The FDA has cleared the expanded use of the Vidas Brahms PCT Assay to help healthcare providers determine if antibiotic treatment should be started or stopped in patients with lower respiratory tract infections, such as community-acquired pneumonia, and stopped in patients with sepsis. The Vidas Brahms test is manufactured by bioMérieux Inc (Marcy l’Etoile, France). The test is intended to be used in the hospital or emergency room.
This is the first test to use procalcitonin (PCT), a protein associated with the body’s response to a bacterial infection, as a biomarker to help make antibiotic management decisions in patients with these conditions.
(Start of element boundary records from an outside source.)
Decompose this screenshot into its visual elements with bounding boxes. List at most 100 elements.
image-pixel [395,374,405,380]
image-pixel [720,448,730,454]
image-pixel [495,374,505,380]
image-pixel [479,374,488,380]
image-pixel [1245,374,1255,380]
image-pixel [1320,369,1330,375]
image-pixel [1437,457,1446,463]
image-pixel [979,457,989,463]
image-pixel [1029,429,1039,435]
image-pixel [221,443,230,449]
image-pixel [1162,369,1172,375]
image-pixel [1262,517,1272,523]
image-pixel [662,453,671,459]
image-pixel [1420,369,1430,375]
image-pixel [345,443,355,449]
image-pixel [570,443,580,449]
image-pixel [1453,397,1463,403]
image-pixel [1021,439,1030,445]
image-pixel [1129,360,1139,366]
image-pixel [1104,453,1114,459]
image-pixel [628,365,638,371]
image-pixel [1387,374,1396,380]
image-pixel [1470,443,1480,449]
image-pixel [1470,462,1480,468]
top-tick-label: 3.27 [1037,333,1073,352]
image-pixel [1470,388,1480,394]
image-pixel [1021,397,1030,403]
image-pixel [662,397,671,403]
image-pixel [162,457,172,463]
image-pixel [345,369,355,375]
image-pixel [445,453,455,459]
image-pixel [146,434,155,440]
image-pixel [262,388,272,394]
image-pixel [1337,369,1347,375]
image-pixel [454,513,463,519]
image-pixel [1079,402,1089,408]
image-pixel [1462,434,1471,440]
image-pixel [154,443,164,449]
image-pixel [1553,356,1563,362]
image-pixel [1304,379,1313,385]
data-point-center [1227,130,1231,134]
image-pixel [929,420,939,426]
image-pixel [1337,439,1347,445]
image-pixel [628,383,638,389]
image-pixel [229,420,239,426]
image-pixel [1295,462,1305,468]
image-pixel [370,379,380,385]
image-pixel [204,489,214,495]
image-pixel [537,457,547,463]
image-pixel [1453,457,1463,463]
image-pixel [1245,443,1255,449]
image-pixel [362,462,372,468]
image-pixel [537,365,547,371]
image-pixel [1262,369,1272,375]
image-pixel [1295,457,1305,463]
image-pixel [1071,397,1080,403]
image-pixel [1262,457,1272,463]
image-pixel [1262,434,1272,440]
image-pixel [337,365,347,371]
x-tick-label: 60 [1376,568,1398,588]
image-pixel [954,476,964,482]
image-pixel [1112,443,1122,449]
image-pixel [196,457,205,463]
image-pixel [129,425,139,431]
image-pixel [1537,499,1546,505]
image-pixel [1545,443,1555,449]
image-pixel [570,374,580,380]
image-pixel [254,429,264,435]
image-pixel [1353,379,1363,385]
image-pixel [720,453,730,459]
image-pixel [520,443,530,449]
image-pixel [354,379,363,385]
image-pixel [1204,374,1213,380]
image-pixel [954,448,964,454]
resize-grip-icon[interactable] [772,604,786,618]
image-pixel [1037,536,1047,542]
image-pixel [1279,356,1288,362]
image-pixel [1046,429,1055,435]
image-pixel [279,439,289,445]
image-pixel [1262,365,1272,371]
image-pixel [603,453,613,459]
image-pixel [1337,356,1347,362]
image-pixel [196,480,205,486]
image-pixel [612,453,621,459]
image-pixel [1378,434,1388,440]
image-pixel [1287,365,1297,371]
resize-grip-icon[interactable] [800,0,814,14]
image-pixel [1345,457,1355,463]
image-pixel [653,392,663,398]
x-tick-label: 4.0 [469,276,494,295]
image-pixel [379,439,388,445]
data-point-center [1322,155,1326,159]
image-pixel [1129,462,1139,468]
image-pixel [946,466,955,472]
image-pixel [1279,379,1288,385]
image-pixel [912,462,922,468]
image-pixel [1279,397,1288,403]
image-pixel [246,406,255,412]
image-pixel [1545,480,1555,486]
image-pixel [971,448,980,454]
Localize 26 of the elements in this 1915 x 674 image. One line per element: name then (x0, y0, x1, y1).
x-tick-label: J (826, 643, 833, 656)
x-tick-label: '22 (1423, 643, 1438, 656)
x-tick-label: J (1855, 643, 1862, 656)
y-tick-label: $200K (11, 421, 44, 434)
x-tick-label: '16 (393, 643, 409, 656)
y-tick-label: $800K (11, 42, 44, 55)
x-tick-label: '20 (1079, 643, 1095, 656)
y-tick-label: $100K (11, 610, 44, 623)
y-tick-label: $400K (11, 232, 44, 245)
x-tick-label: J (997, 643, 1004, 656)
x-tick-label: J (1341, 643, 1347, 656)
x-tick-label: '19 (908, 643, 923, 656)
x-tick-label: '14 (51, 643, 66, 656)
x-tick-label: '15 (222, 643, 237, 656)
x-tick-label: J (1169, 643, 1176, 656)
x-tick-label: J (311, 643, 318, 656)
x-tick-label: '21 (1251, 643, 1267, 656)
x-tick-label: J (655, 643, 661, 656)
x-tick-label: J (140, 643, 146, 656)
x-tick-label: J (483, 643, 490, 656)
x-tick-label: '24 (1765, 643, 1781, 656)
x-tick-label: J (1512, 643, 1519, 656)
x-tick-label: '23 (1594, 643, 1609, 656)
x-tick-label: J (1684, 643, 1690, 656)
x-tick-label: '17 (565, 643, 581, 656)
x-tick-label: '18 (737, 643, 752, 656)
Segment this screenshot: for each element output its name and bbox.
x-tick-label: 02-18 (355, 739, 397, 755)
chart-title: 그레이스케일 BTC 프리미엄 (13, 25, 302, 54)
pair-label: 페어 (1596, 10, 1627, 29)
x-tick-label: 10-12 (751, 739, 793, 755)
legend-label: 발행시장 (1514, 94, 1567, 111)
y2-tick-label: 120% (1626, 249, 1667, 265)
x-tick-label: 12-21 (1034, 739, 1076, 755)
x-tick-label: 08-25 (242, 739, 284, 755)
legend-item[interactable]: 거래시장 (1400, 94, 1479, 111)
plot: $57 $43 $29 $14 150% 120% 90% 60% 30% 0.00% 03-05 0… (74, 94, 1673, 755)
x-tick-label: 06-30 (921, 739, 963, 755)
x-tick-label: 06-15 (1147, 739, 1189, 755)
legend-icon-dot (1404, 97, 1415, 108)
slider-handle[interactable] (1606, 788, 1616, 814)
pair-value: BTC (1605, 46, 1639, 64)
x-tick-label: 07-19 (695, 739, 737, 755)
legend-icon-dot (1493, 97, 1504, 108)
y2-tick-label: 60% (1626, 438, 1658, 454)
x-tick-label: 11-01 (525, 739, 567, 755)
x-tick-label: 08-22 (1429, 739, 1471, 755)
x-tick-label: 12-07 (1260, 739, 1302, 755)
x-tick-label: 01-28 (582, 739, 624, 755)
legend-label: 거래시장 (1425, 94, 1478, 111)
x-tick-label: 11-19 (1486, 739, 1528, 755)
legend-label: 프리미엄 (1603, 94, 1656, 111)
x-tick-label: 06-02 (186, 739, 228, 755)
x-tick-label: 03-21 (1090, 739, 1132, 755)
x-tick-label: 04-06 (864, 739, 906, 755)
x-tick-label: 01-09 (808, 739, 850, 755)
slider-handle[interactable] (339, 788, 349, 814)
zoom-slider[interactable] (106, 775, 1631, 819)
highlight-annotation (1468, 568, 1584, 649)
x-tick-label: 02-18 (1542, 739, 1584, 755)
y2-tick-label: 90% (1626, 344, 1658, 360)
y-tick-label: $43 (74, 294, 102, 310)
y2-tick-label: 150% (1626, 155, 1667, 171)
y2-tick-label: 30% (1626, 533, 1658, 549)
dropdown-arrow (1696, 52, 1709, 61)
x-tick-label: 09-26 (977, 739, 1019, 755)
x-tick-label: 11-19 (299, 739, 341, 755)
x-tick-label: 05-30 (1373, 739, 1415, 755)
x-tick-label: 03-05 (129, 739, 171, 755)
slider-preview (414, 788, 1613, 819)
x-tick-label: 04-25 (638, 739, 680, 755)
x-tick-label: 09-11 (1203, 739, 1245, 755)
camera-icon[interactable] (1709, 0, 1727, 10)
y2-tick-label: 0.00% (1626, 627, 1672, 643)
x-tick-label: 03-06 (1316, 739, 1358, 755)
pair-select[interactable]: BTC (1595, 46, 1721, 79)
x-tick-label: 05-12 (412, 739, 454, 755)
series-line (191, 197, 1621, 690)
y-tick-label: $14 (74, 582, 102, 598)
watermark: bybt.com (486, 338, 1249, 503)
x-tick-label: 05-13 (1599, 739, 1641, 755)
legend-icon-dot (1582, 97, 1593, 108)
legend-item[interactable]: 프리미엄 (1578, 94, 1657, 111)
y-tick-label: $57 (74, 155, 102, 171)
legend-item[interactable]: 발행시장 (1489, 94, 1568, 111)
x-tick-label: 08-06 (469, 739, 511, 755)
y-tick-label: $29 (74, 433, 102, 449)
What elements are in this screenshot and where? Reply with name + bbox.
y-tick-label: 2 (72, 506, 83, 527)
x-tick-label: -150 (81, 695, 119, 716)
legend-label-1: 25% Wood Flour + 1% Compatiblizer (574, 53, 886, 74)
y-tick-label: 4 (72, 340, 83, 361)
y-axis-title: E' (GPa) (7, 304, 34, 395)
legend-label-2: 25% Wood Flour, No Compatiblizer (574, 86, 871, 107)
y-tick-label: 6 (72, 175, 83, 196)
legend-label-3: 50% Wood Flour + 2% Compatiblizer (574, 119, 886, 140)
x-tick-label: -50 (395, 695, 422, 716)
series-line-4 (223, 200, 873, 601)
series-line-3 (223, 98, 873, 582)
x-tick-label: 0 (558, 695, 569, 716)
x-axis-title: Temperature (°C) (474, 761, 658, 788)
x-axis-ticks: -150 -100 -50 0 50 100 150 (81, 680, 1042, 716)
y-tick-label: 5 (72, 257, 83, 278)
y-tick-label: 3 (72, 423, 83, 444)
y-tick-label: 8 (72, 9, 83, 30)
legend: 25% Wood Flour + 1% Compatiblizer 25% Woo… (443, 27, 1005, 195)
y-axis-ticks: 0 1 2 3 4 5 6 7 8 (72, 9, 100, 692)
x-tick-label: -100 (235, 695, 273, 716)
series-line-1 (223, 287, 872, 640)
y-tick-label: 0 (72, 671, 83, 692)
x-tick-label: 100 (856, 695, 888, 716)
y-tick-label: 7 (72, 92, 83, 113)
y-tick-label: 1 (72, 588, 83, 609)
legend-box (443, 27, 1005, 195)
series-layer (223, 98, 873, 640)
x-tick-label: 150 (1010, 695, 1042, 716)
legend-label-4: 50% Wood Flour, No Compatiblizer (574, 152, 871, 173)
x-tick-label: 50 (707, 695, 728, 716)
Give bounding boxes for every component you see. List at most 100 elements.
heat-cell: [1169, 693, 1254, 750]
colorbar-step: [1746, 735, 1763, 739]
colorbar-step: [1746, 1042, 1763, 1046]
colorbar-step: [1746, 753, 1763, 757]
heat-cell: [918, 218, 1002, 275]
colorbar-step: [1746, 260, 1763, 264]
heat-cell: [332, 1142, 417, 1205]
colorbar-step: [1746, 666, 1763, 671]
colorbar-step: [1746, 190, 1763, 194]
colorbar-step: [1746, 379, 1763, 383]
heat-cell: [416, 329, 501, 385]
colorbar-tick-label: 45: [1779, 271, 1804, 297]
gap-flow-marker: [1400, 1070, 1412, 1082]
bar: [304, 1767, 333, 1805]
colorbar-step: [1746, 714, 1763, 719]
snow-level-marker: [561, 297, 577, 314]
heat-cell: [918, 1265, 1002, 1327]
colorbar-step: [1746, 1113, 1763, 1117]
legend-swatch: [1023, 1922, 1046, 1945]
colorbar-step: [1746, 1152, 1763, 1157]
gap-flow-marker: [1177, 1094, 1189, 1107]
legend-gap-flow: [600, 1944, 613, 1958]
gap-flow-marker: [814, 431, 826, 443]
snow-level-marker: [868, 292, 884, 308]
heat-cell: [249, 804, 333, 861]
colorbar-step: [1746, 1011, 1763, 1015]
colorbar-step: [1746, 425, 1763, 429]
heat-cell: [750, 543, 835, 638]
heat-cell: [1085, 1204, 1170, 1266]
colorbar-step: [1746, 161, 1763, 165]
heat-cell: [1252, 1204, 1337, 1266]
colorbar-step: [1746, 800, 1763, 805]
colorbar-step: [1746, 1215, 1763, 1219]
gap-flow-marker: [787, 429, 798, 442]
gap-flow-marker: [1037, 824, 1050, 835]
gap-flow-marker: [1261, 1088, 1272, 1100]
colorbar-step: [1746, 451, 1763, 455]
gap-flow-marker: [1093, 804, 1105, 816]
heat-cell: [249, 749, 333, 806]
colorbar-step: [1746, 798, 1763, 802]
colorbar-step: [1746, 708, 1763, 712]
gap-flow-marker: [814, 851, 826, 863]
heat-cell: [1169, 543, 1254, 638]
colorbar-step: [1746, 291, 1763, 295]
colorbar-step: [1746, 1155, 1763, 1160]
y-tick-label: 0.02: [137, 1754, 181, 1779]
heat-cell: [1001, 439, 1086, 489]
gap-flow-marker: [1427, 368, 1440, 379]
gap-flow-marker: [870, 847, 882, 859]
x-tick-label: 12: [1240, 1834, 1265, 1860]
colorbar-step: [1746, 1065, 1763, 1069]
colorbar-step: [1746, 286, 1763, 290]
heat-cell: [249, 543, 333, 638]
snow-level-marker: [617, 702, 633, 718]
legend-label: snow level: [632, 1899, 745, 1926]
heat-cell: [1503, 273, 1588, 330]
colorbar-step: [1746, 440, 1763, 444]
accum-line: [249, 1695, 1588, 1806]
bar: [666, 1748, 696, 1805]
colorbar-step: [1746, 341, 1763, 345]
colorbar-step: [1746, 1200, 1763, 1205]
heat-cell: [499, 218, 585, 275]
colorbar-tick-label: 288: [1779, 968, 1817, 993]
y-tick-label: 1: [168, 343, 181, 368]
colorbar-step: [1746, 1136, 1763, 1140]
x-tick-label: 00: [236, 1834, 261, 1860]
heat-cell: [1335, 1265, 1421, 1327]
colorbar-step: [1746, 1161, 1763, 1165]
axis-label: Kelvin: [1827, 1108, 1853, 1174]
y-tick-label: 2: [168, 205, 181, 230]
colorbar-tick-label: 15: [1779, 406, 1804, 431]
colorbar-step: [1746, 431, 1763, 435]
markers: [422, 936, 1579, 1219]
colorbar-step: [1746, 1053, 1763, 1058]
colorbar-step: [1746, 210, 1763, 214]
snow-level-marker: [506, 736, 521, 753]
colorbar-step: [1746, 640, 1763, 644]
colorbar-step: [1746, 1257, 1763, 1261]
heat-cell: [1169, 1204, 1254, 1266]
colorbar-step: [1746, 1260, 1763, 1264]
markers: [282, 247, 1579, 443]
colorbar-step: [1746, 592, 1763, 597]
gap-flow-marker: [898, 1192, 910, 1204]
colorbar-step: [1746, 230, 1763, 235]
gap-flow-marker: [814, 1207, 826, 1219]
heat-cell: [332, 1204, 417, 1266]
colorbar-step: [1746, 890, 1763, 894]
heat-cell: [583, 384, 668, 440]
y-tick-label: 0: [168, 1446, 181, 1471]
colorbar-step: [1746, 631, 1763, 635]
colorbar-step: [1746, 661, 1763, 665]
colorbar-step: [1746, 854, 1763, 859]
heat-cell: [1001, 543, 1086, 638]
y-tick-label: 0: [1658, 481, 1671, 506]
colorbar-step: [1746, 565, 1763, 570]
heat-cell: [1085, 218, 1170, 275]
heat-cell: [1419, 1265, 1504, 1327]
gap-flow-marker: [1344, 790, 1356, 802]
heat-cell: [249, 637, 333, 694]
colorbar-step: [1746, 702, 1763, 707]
The test works by measuring PCT. High levels of PCT suggest a bacterial infection, while low levels suggest a viral infection or non-infectious causes. Clinicians may be able to use PCT and other information to safely withhold or stop antibiotics. Because PCT may indicate the presence of a variety of bacterial infections, it does not detect the exact cause of a patient’s symptoms.
Data supporting the test’s expanded use included clinical trial findings from published literature that compared PCT-guided therapy to standard therapy. Data from these prospective, randomized studies showed a significant decrease in antibiotic use for patients who had received PCT-guided therapy, without significantly affecting safety.
“Unnecessary antibiotic use may contribute to the rise in antibiotic-resistant infections,” said Alberto Gutierrez, PhD, director of the Office of In Vitro Diagnostics and Radiological Health at the FDA’s Center for Devices and Radiological Health. “This test may help clinicians make antibiotic treatment decisions.”